O fato é que persistir em oferecer o Evangelho a essas pes­soas, além de um determinado ponto, é provocar sua rejeição com desprezo e até mesmo com blasfêmias. Jesus aplicou o mesmo princípio ao ministério dos doze quando os comissionou, antes de enviá-los em sua primeira missão. Ele os advertiu que, em cada cidade e casa que entrassem, embora algumas pessoas fossem receptivas e "dignas", outras não seriam receptivas e seriam "indignas". "Se alguém não vos receber, nem ouvir as vossas palavras, ao sairdes daquela casa ou daquela cidade", prosseguiu, "sacudi o pó dos vossos pés".390

O apóstolo Paulo também seguiu este princípio em sua obra missionária. Em sua primeira expedição, ele e Barnabé disseram aos judeus que "contradiziam" a sua pregação em Antioquia da Pisídia: "Cumpria que a vós outros em primeiro lugar fosse pregada a palavra de Deus; mas, posto que a rejeitais e a vós mesmos vos julgais indignos da vida eterna, eis aí que nos vol­vemos para os gentios." E quando os judeus incitaram os lí­deres da cidade a que os expulsassem, Paulo e Barnabé, "sacu­dindo contra aqueles o pó de seus pés, partiram para Icônio".391 Quase o mesmo aconteceu em Corinto na segunda viagem mis­sionária. Quando os judeus se lhe opuseram e o injuriaram, "sacudiu Paulo as vestes" e lhes disse: "Sobre a vossa cabeça o vosso sangue! eu dele estou limpo, e desde agora vou para os gentios."392 Pela terceira vez Paulo reagiu da mesma maneira, quando em Roma os líderes judeus rejeitaram o Evangelho. "Tomai, pois, conhecimento", disse, "de que esta salvação de Deus foi enviada aos gentios. E eles a ouvirão".393

Nosso testemunho cristão e pregação evangelística não devem, portanto, ser totalmente indiscriminados. Se as pessoas tiveram muita oportunidade de ouvir a verdade mas não a aceitaram, se elas obstinadamente voltam suas costas a Cristo, se (em outras palavras) elas se colocam na categoria de "cães" e "porcos", não devemos continuar pregando-lhes indefinidamente, pois assim estaremos amesquinhando o evangelho de Deus e permi­tindo que ele seja espezinhado. Pode alguma coisa ser mais depravada do que confundir a preciosa pérola de Deus com uma coisa sem valor e praticamente pisoteá-la na lama?

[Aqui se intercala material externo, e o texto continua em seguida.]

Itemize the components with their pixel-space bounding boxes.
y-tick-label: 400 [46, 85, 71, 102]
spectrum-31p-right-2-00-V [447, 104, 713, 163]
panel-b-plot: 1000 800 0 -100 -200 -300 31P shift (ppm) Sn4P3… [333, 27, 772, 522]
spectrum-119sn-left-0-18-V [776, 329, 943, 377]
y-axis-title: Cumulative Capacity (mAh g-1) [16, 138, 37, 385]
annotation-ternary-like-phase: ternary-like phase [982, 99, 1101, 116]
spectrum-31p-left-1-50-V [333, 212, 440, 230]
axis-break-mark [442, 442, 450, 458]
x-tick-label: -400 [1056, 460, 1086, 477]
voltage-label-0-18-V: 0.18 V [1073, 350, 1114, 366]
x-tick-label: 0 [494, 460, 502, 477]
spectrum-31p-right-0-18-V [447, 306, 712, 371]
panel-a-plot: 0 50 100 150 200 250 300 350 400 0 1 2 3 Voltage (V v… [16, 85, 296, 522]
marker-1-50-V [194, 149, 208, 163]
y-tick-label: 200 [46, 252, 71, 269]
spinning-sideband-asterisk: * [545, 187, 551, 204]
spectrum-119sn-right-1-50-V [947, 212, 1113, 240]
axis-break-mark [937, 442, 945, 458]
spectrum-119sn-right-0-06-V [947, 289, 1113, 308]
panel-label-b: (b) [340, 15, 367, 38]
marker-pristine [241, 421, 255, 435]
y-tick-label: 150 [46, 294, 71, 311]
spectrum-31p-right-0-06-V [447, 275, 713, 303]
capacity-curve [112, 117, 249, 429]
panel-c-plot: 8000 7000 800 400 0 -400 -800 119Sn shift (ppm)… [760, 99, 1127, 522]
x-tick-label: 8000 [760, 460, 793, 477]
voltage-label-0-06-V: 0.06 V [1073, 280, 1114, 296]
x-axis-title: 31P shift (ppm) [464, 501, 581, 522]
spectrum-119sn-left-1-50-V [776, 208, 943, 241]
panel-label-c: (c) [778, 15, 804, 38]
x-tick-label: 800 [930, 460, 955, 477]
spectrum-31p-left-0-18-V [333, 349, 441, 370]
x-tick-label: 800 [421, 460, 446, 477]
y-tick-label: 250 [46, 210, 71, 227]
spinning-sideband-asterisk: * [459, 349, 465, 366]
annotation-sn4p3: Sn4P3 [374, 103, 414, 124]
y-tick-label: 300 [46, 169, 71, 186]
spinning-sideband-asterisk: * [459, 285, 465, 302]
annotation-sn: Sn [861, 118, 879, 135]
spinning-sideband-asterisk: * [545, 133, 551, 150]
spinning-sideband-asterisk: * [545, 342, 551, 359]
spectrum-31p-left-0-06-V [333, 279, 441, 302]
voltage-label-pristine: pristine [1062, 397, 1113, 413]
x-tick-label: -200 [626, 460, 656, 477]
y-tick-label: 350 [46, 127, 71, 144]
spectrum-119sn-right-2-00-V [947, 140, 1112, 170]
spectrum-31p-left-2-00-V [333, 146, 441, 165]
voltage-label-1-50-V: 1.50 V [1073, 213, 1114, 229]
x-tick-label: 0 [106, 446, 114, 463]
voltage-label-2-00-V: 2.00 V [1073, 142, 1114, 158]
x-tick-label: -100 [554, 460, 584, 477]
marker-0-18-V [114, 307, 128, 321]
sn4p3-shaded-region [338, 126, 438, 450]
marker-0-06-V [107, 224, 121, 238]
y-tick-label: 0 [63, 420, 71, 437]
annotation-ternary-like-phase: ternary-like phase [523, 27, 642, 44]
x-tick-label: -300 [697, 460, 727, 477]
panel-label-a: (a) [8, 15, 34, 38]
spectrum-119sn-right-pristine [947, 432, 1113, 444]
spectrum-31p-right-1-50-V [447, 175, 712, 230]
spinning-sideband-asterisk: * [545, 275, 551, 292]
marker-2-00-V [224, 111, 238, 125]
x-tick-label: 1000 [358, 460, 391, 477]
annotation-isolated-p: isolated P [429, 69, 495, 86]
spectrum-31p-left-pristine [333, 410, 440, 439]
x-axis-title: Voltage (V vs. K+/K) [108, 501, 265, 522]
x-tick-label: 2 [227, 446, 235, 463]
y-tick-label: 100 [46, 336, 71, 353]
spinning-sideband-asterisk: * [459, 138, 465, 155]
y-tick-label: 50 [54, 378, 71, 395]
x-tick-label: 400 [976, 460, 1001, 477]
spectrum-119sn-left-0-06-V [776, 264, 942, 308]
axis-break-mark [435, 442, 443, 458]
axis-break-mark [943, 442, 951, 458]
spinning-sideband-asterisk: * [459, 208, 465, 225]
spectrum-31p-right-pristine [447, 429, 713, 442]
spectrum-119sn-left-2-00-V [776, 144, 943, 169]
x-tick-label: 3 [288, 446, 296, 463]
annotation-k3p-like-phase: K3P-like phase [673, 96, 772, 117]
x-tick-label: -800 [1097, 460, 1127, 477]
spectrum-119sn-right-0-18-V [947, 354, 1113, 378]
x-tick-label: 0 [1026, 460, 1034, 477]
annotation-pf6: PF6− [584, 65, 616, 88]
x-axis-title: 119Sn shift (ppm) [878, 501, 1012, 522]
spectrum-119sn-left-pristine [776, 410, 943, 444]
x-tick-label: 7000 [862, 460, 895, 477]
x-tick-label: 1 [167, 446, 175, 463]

Ao mes­mo tempo, desistir das pessoas é um passo muito sério. Eu me lembro de apenas uma ou duas ocasiões em minha experiência quando senti que devia fazê-lo. Este ensinamento de Jesus é apenas para situações excepcionais; nosso dever cristão normal é ser paciente e perseverar com as pessoas, como Deus paciente­mente perseverou conosco.
3. Nossa atitude para com o nosso Pai celeste (vs. 7-11)

Pedi, e dar-se-vos-á; buscai, e achar eis; batei, e abrir-se-vos-á. 8Pois todo o que pede recebe; o que busca, encontra; e a quem bate, abrir-se-lhe-á. 9Ou qual dentre vós é o homem que, se porventura o filho lhe pedir pão, lhe dará pedra? 10Ou se lhe pedir peixe, lhe dará uma cobra? 11Ora, se vós, que sois maus, sabeis dar boas dádivas aos vossos filhos, quanto mais vosso Pai, que está nos céus, dará boas cousas aos que lhe pedirem?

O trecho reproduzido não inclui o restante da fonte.